A gennaio sono stati attivati 156.794 nuovi contratti a tempo indeterminato, a fronte di 119.075 cessazioni: una variazione netta di 37.719 unità, che rappresenta un calo del 58% rispetto a gennaio 2015.

In genere, tutti nuovi rapporti di lavoro iniziati a gennaio 2016, e non solo quelli a tempo indeterminato, sono stati 406.612 (senza considerare le trasformazioni) a fronte dei 526.431 dello stesso periodo del 2015. Anche le cessazioni complessive sono state meno (294.201 a fronte di 360.012) e il saldo mensile è stato positivo per 112.411 novità a fronte del saldo positivo per 166.419 unità del gennaio 2015 “trainato allora tuttavia dalle assunzioni con contratti a tempo indeterminato con esonero contributivo” totale. Per il 2016 la legge di stabilità prevede che lo sgravio contributivo sia solo biennale e per il 40% dei contributi.

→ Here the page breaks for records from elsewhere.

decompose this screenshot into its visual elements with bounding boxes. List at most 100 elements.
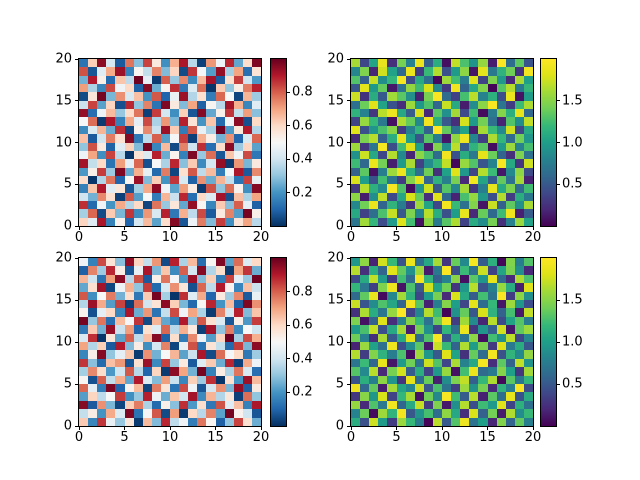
heatmap-cell — [460, 167, 470, 176]
heatmap-cell — [97, 308, 107, 317]
heatmap-cell — [79, 266, 89, 275]
heatmap-cell — [88, 134, 98, 143]
heatmap-cell — [505, 375, 515, 384]
heatmap-cell — [242, 333, 252, 342]
heatmap-cell — [197, 341, 207, 351]
heatmap-cell — [387, 274, 397, 284]
heatmap-cell — [414, 75, 424, 85]
heatmap-cell — [151, 258, 161, 267]
heatmap-cell — [405, 100, 415, 110]
heatmap-cell — [378, 367, 388, 376]
heatmap-cell — [369, 175, 379, 185]
heatmap-cell — [224, 167, 234, 176]
heatmap-cell — [432, 84, 442, 93]
heatmap-cell — [97, 67, 107, 76]
heatmap-cell — [79, 258, 89, 267]
heatmap-cell — [79, 200, 89, 210]
heatmap-cell — [460, 383, 470, 393]
heatmap-cell — [405, 308, 415, 317]
heatmap-cell — [487, 175, 497, 185]
heatmap-cell — [505, 84, 515, 93]
heatmap-cell — [351, 367, 361, 376]
heatmap-cell — [369, 308, 379, 317]
heatmap-cell — [170, 67, 180, 76]
colorbar-tick — [286, 291, 290, 293]
heatmap-cell — [478, 358, 488, 368]
heatmap-cell — [387, 258, 397, 267]
heatmap-cell — [514, 258, 524, 267]
heatmap-cell — [142, 200, 152, 210]
heatmap-cell — [469, 59, 479, 68]
heatmap-cell — [133, 217, 143, 226]
heatmap-cell — [224, 59, 234, 68]
heatmap-cell — [442, 375, 452, 384]
heatmap-cell — [115, 84, 125, 93]
heatmap-cell — [460, 142, 470, 151]
y-tick-label: 0 — [63, 418, 72, 434]
heatmap-cell — [242, 266, 252, 275]
heatmap-cell — [396, 100, 406, 110]
heatmap-cell — [432, 383, 442, 393]
heatmap-cell — [106, 308, 116, 317]
heatmap-cell — [414, 316, 424, 326]
heatmap-cell — [378, 134, 388, 143]
heatmap-cell — [88, 316, 98, 326]
heatmap-cell — [460, 308, 470, 317]
heatmap-cell — [88, 341, 98, 351]
heatmap-cell — [505, 308, 515, 317]
colorbar-tick — [556, 183, 560, 185]
heatmap-cell — [478, 142, 488, 151]
heatmap-cell — [478, 75, 488, 85]
heatmap-cell — [442, 175, 452, 185]
heatmap-cell — [188, 125, 198, 135]
heatmap-cell — [170, 92, 180, 101]
heatmap-cell — [360, 159, 370, 168]
heatmap-cell — [124, 134, 134, 143]
heatmap-cell — [97, 125, 107, 135]
heatmap-cell — [487, 341, 497, 351]
x-tick-label: 10 — [161, 430, 179, 445]
heatmap-cell — [351, 142, 361, 151]
heatmap-cell — [451, 375, 461, 384]
heatmap-cell — [88, 400, 98, 410]
heatmap-cell — [188, 200, 198, 210]
heatmap-cell — [242, 92, 252, 101]
heatmap-cell — [88, 175, 98, 185]
heatmap-cell — [115, 167, 125, 176]
heatmap-cell — [442, 125, 452, 135]
heatmap-cell — [170, 358, 180, 368]
heatmap-cell — [387, 167, 397, 176]
heatmap-cell — [414, 274, 424, 284]
heatmap-cell — [387, 159, 397, 168]
heatmap-cell — [351, 341, 361, 351]
heatmap-cell — [451, 341, 461, 351]
heatmap-cell — [106, 109, 116, 118]
heatmap-cell — [215, 217, 225, 226]
heatmap-cell — [496, 409, 506, 418]
heatmap-cell — [79, 142, 89, 151]
heatmap-cell — [160, 209, 170, 218]
heatmap-cell — [179, 209, 189, 218]
heatmap-cell — [151, 316, 161, 326]
heatmap-cell — [188, 117, 198, 126]
heatmap-cell — [432, 217, 442, 226]
heatmap-cell — [251, 217, 261, 226]
heatmap-cell — [460, 291, 470, 300]
heatmap-cell — [224, 375, 234, 384]
heatmap-cell — [423, 217, 433, 226]
heatmap-cell — [242, 109, 252, 118]
heatmap-cell — [179, 325, 189, 334]
heatmap-cell — [151, 417, 161, 426]
heatmap-cell — [151, 400, 161, 410]
heatmap-cell — [405, 266, 415, 275]
heatmap-cell — [242, 142, 252, 151]
heatmap-cell — [88, 299, 98, 309]
heatmap-cell — [432, 392, 442, 401]
heatmap-cell — [369, 150, 379, 160]
heatmap-cell — [414, 59, 424, 68]
heatmap-cell — [115, 125, 125, 135]
heatmap-cell — [369, 67, 379, 76]
y-tick-label: 20 — [55, 51, 72, 67]
heatmap-cell — [124, 417, 134, 426]
heatmap-cell — [242, 409, 252, 418]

Per le assunzioni a tempo indeterminato si registra un calo consistente rispetto a gennaio 2015: con 156.794 attivazioni comprese le trasformazioni a gennaio 2016 si registra una riduzione del 31,4% rispetto alle oltre 228.000 del gennaio 2015. Se si guarda solo alle nuove assunzioni stabili escludendo le trasformazioni (106.697 a fronte delle 176.239 di un anno fa) il calo su gennaio 2015 è del 39%.